What’s behind Hong Kong’s push for a vacancy tax on empty homes – and will it really work?
What’s the plan and why do some pundits find the idea less than exciting?
Hong Kong leader Carrie Lam Cheng Yuet-ngor is set to discuss a plan to introduce the city’s first vacancy tax with her top advisers on Thursday.
The aim of the tax is to release more flats and prevent developers from hoarding newly built flats, amid ever-rising prices in the world’s least affordable property market. So what is the plan, what does the tax mean for Hong Kong and why do some pundits find it less than exciting?
What’s the vacancy tax plan?
Although Lam has been tight-lipped about details, one proposal that has been leaked to the media suggested that all new flats that had been left unsold for more than a year would be subject to the tax, which would be twice a home’s rateable value.
The rateable value is the estimated annual rental value of a flat, calculated by government specialists and based on market rates. For example, if a new 500 sq ft flat can be rented out in Wan Chai for HK$40,000 (US$5,130) a month, its rateable value is HK$480,000, so the vacancy tax would be HK$960,000 under the leaked proposal.
But it remains unclear how the government will define completion of a flat. The government requires developers to complete projects – which means to obtain an occupation permit – in a specified period, usually four to six years from when the government grants a developer a lease. Developers can get the permit before completing peripheral works such as indoor shelving, outdoor greening, building footbridges and furnishing open spaces.
Although flat owners can move in with the permit, developers still have to finish all the related works to get a certificate of compliance. There is no deadline for developers to get this certificate.
If the government defines completion by the day of getting the certificate, developers can potentially abuse the system by taking as long as possible to finish projects, leading to de facto hoarding.
Why does the government want this tax?
The first clue about the tax came from Financial Secretary Paul Chan Mo-po a day after he delivered his budget speech in late February. Chan vowed to stop developers from hoarding flats, saying the number of unsold units in completed projects had been on the rise while the government was breaking its back to increase housing supply.
Continuously rising property prices – for 25 straight months by the end of April – have fed into public anger, with some even saying unaffordable housing is behind some young people’s wishes for the city to become independent from China. It has been speculated that the government is under pressure to seek quick fixes for the housing issue.
Immediate solutions seem to be few and far between. The government has invited the public to give its opinions on 18 proposals to source more land to plug a projected shortage of 1,200 hectares for housing and economic development in the next three decades. But even the quickest proposals may only yield results in about a decade.
Who might the tax affect and how have they reacted?
Developers, long criticised for hoarding flats, are the target of the tax. Hang Lung Properties, for example, built The Long Beach in Tai Kok Tsui in 2005 but still has not sold all of the flats.

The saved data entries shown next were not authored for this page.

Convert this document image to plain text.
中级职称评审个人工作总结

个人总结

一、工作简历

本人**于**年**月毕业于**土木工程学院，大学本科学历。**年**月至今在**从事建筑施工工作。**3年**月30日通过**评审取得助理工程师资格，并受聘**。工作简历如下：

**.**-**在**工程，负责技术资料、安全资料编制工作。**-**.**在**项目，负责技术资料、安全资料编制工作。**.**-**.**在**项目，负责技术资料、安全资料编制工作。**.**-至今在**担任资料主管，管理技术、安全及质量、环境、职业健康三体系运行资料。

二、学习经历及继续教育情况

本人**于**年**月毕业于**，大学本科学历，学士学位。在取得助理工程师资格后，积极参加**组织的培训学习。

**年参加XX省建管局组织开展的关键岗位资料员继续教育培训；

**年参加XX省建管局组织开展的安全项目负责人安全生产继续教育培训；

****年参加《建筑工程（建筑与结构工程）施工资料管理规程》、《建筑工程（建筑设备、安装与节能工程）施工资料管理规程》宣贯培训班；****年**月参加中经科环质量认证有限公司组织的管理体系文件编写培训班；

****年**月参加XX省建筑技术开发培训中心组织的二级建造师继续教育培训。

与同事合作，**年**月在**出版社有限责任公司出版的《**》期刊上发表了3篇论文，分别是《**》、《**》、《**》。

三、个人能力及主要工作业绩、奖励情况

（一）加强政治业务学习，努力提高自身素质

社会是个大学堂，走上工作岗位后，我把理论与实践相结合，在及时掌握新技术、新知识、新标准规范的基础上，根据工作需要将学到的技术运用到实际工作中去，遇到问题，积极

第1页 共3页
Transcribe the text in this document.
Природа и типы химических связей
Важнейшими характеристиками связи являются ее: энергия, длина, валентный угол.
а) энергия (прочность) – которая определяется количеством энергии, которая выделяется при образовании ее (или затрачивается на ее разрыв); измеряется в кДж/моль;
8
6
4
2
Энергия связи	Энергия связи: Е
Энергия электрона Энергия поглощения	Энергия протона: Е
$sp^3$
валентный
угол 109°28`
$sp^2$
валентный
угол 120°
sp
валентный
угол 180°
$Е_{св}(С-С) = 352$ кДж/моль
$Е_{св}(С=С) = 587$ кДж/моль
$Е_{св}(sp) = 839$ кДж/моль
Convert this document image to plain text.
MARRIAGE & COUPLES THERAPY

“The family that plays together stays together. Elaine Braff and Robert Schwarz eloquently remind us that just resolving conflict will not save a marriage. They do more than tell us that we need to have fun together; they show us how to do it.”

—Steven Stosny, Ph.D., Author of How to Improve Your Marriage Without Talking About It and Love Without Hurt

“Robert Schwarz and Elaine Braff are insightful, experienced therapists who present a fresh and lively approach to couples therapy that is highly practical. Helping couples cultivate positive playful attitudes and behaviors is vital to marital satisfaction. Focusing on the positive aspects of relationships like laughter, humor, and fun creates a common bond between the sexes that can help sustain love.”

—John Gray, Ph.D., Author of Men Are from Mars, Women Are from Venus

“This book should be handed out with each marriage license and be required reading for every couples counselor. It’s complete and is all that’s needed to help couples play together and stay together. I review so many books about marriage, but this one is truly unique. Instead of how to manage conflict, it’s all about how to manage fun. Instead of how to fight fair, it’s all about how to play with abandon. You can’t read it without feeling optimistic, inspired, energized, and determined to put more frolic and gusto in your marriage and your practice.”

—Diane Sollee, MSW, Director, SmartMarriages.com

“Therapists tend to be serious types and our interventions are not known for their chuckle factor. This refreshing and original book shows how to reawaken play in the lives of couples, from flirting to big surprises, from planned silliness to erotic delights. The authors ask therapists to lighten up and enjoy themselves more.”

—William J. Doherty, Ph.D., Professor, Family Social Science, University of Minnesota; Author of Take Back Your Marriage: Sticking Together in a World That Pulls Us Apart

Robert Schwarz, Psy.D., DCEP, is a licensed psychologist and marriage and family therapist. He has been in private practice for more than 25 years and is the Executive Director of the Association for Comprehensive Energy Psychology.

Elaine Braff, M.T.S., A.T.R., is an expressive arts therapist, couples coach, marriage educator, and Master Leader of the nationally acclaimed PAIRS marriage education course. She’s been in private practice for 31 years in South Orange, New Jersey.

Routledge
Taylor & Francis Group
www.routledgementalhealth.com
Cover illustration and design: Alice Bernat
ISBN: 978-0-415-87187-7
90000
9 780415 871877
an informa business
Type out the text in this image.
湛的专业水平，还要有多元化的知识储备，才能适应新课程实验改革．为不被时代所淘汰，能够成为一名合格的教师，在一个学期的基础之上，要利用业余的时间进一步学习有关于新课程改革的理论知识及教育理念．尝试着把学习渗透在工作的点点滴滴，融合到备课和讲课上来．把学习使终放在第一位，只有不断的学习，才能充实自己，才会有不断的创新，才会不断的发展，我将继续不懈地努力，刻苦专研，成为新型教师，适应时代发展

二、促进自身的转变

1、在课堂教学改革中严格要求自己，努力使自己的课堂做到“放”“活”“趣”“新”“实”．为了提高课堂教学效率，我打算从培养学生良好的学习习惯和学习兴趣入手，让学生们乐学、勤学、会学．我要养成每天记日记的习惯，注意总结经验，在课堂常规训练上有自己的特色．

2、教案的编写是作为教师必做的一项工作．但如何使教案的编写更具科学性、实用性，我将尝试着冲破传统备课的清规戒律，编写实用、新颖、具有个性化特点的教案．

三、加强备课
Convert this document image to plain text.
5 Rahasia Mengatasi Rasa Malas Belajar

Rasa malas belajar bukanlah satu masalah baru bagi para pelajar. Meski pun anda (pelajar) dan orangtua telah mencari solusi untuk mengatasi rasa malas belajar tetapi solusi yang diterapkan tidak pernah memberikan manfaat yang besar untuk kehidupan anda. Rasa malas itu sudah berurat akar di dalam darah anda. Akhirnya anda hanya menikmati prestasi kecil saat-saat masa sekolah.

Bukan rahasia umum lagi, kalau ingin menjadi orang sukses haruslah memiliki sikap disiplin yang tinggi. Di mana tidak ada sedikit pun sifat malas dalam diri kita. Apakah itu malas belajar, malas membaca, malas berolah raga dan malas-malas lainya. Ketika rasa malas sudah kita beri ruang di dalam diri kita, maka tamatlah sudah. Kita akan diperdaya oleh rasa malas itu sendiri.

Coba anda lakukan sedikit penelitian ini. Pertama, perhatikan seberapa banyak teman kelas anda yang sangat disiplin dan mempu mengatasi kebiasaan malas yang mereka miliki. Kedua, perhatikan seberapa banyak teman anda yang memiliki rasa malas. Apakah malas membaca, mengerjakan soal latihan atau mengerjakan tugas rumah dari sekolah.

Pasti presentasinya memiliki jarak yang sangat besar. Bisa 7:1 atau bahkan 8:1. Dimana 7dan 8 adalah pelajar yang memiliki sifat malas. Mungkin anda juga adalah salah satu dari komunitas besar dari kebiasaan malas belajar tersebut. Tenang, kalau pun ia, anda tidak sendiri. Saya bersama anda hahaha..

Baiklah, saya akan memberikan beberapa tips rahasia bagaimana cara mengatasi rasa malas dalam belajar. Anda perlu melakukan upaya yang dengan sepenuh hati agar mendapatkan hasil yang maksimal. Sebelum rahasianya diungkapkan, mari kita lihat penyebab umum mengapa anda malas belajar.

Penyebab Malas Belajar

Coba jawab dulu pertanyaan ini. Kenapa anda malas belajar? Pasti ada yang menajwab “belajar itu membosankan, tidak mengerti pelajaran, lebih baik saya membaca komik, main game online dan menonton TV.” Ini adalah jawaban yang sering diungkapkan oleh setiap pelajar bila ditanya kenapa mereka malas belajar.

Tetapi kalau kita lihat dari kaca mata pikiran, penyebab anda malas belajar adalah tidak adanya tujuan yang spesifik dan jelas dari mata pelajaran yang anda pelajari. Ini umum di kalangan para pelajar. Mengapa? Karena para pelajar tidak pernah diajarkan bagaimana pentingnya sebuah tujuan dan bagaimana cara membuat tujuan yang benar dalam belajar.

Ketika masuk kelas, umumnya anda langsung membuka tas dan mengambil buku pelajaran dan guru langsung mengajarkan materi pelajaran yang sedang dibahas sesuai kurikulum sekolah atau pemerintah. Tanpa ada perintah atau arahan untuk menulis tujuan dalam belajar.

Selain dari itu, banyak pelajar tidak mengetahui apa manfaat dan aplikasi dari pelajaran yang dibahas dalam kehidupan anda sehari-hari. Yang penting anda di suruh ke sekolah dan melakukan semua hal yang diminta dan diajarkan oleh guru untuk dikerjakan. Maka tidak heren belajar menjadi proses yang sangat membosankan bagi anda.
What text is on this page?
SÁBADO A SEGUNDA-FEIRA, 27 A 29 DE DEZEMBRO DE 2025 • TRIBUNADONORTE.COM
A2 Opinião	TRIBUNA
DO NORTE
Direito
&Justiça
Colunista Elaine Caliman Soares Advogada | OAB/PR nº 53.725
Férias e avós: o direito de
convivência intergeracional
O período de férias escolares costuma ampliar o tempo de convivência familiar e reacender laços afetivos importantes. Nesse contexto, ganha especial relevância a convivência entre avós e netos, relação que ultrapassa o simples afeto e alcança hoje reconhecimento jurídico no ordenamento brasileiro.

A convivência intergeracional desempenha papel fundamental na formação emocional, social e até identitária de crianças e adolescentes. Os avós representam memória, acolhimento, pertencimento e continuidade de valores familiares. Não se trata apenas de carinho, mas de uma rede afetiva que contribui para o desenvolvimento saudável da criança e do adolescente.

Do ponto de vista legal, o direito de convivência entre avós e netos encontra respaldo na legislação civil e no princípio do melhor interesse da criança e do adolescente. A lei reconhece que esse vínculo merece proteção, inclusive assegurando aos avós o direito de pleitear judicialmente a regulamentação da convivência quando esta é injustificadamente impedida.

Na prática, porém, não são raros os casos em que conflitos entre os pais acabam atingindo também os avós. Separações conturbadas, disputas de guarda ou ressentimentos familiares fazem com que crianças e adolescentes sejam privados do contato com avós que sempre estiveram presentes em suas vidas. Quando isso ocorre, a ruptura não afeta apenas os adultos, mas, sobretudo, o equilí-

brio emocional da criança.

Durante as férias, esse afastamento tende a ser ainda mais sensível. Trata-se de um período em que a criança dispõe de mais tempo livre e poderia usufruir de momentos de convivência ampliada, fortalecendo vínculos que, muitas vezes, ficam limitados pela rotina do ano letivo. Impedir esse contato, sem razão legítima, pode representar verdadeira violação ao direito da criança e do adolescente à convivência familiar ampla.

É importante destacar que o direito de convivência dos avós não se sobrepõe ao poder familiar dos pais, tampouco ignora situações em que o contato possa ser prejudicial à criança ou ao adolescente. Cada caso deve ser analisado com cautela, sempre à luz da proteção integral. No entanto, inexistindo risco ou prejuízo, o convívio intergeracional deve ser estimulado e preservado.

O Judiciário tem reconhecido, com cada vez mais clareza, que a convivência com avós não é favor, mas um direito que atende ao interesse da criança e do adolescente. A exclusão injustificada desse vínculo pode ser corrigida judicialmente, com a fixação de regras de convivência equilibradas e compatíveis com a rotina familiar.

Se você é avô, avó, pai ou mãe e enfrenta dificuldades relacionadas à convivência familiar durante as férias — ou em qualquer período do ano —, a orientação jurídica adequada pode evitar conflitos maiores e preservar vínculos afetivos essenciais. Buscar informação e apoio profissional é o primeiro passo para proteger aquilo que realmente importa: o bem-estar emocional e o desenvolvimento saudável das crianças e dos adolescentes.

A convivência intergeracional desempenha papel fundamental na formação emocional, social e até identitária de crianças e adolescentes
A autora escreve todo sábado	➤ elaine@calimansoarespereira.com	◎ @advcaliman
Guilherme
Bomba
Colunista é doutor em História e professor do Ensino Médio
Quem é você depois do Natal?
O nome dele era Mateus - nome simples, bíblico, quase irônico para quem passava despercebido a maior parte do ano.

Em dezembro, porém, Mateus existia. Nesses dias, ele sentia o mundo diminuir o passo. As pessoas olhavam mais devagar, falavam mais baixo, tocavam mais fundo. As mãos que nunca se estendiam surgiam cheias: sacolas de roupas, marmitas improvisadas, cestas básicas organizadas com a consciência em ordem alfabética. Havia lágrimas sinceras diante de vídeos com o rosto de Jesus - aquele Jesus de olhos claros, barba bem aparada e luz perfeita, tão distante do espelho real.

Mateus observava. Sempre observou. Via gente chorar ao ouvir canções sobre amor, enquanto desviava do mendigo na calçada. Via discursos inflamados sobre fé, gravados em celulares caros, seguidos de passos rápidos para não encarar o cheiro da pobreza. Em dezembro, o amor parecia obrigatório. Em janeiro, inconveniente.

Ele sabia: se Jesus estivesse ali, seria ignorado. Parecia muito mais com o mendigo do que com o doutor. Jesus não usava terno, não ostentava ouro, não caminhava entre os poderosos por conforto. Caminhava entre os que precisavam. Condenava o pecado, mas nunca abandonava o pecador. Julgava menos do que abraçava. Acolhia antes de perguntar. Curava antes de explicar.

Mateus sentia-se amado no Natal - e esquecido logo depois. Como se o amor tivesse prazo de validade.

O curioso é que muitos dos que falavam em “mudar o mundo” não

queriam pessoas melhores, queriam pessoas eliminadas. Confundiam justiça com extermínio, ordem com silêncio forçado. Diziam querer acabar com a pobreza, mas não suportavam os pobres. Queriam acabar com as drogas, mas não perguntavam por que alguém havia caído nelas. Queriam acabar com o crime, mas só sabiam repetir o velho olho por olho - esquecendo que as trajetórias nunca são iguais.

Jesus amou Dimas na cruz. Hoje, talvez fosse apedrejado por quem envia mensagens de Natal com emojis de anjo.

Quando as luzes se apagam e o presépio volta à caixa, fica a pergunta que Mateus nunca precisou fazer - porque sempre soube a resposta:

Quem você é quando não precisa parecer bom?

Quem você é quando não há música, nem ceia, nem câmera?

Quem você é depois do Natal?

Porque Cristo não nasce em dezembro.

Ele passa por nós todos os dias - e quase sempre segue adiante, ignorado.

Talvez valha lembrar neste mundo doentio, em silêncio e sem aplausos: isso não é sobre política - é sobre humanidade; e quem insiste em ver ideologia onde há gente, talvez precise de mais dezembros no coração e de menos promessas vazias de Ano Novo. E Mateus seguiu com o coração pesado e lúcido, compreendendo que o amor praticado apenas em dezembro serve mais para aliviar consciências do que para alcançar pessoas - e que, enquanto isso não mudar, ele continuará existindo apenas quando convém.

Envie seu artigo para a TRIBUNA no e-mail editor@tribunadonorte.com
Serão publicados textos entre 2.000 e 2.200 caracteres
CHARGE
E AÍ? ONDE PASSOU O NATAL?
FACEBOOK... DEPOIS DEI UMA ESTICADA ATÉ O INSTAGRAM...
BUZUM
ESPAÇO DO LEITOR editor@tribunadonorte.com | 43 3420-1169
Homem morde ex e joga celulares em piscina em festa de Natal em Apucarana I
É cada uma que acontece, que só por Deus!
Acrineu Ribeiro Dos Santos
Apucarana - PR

Not surprisingly, many developers are upset about a tax. Stewart Leung Chi-kin, chairman of the Real Estate Developers Association’s executive committee, said some of its members had sought legal advice to see if the tax would affect their property rights in any way.
Leung called the government’s estimation of 9,000 vacant flats “misleading”, saying many were properties for rental only. He also urged the government to define completion as when a flat gets a certificate of compliance, under which there would only be 3,000 vacant flats.
He also wanted homes bigger than 1,000 sq ft – which often fetch world-record prices – to be exempted from the tax, because he said these flats belonged to a different market with much slower sales.
Will the tax work?
So far the plan has received a lukewarm response from tax experts and economists.
Marcellus Wong Yui-keung and Professor Liu Pak-wai, both members of the previous government’s Working Group on Long-Term Fiscal Planning, said it could be effective if it was high enough to hurt. They also believed it would not affect Hong Kong’s simple tax system or add much to administration costs because it was based on the existing rateable value system. But both believed a more direct method would be to set a sales deadline in the land tender, which developers would have to stick to.
Economist Terence Chong Tai-leung worried that developers might increase flat prices to offset the vacancy tax. He also suggested they could set up non-public companies to buy unsold flats cheaply, so they could continue to hoard units on the second-hand market, which would not be affected by the tax.
Any overseas examples of a vacancy tax?
In Singapore, developers must complete and sell all the flats within five years of being awarded the contract, or face a penalty of at least 10 per cent of the land cost.
Vancouver taxes homes of non-principal residents that are left empty for more than six months a year an amount equivalent to 1 per cent of the properties’ assessed taxable value.
In Australia, Victoria state imposes a “vacant residential land tax” on absentee homeowners in Melbourne, which is set at 1 per cent of the value of a house not occupied for six months a year.
Paris has set its vacant home tax at 60 per cent of a flat’s fair market rental value.
Many British cities slap an extra 50 per cent on a standard property tax owners already pay if they leave their home empty for at least two years.